Each program has some tunable parameters on compute() function:

  1. camera_calibrator.py: no tunable parameters.
  2. analysis.py:
    1. video_name: specify the name of the video to analyze.
    2. from_storage: specify whether to read a previous extract_video_frames() results, in this case analysis will start from compute_intensities() phase.
    3. storage_filepath: specify a different path whether to read extract_video_frames() results
    4. interpolate_PTM: specify the interpolation function to use
    5. notification_email: specify if send a notification email when the computation is finish.
      Note in order to use this parameter you should rename .env.example to .env and fill it with valid google account credentials.
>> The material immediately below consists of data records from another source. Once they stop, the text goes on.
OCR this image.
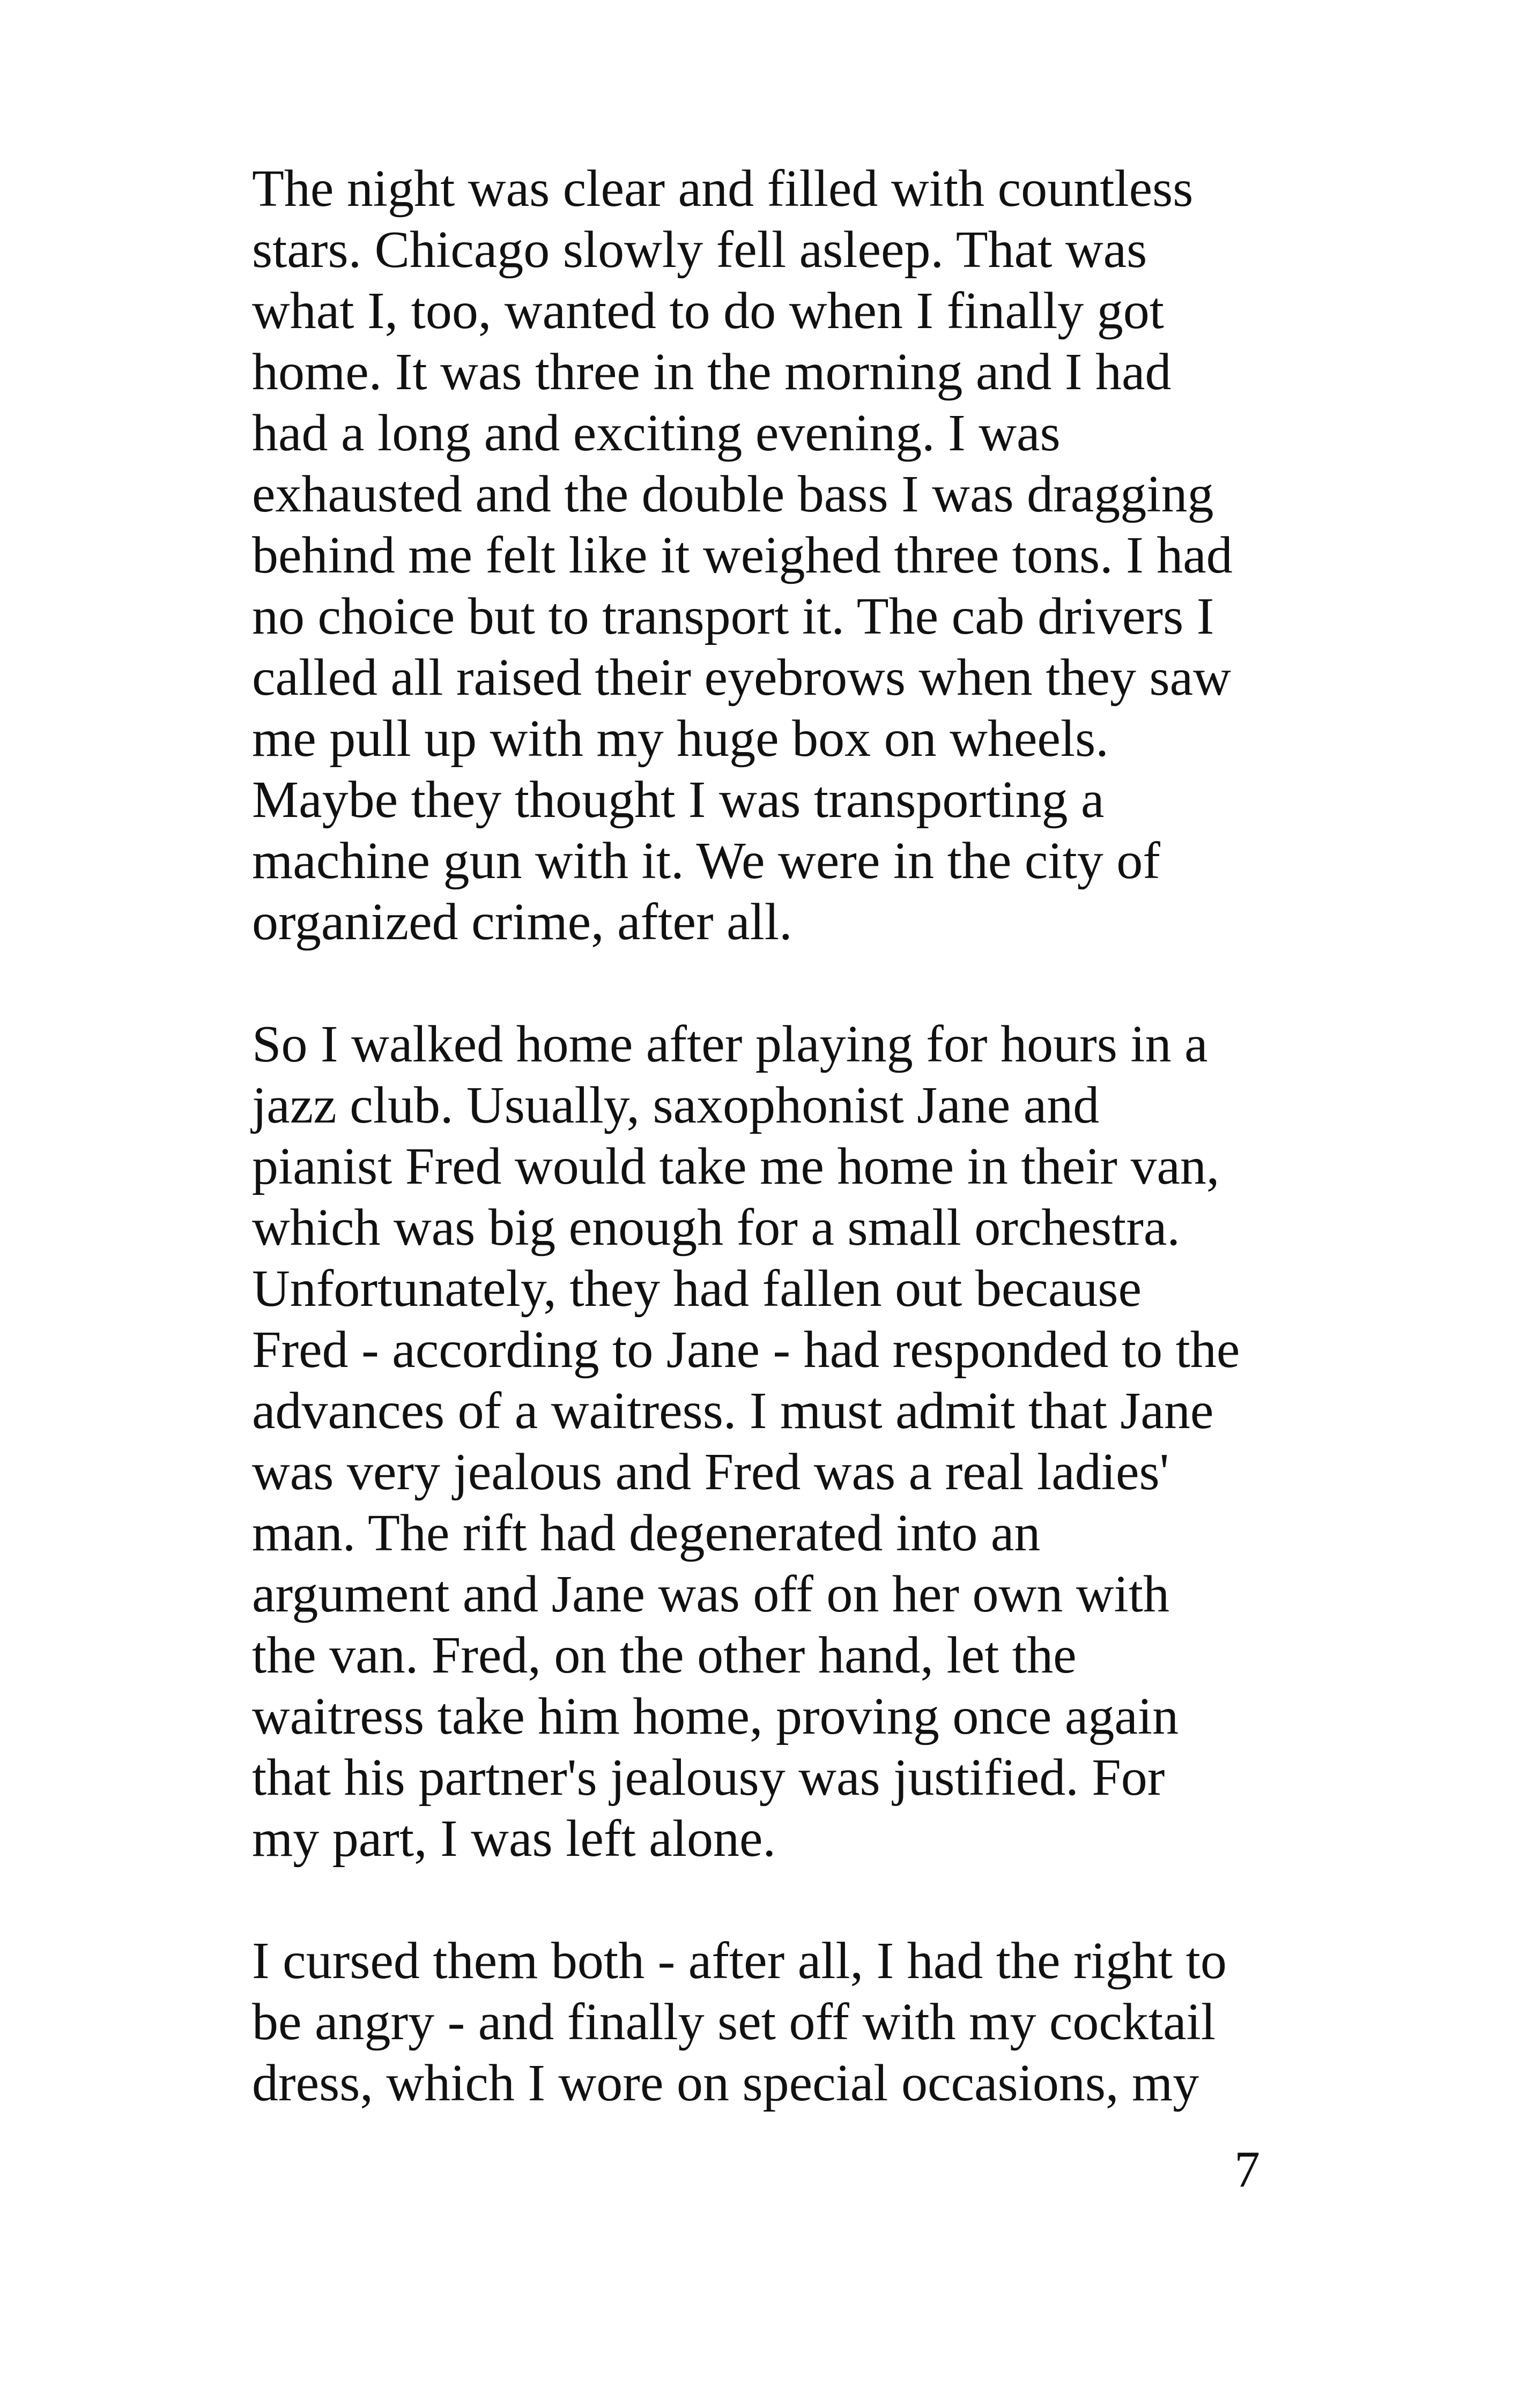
The night was clear and filled with countless
stars. Chicago slowly fell asleep. That was
what I, too, wanted to do when I finally got
home. It was three in the morning and I had
had a long and exciting evening. I was
exhausted and the double bass I was dragging
behind me felt like it weighed three tons. I had
no choice but to transport it. The cab drivers I
called all raised their eyebrows when they saw
me pull up with my huge box on wheels.
Maybe they thought I was transporting a
machine gun with it. We were in the city of
organized crime, after all.

So I walked home after playing for hours in a
jazz club. Usually, saxophonist Jane and
pianist Fred would take me home in their van,
which was big enough for a small orchestra.
Unfortunately, they had fallen out because
Fred - according to Jane - had responded to the
advances of a waitress. I must admit that Jane
was very jealous and Fred was a real ladies'
man. The rift had degenerated into an
argument and Jane was off on her own with
the van. Fred, on the other hand, let the
waitress take him home, proving once again
that his partner's jealousy was justified. For
my part, I was left alone.

I cursed them both - after all, I had the right to
be angry - and finally set off with my cocktail
dress, which I wore on special occasions, my

7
The env file is used in order to keep credentials off-repo.
    6. debug: specify whether to compute analysis on debug mode (analyze first pixel only on interpolation)
  3. interactive_relighting.py:
    1. video_name: specify the name of the video to relight. storage_filepath: specify a different path whether to read analysis() results.

3.4. Run and Test

Each program have a compute() function.
In order to test each program individually there is also a main() function, that will simply call the compute() function with some pre-set parameters.

  • To run all the 3 programs sequentially from skratch simply use $ python main.py.
  • To run them separately use $ python {program_name}.py, where program_name is one of the 3 main programs.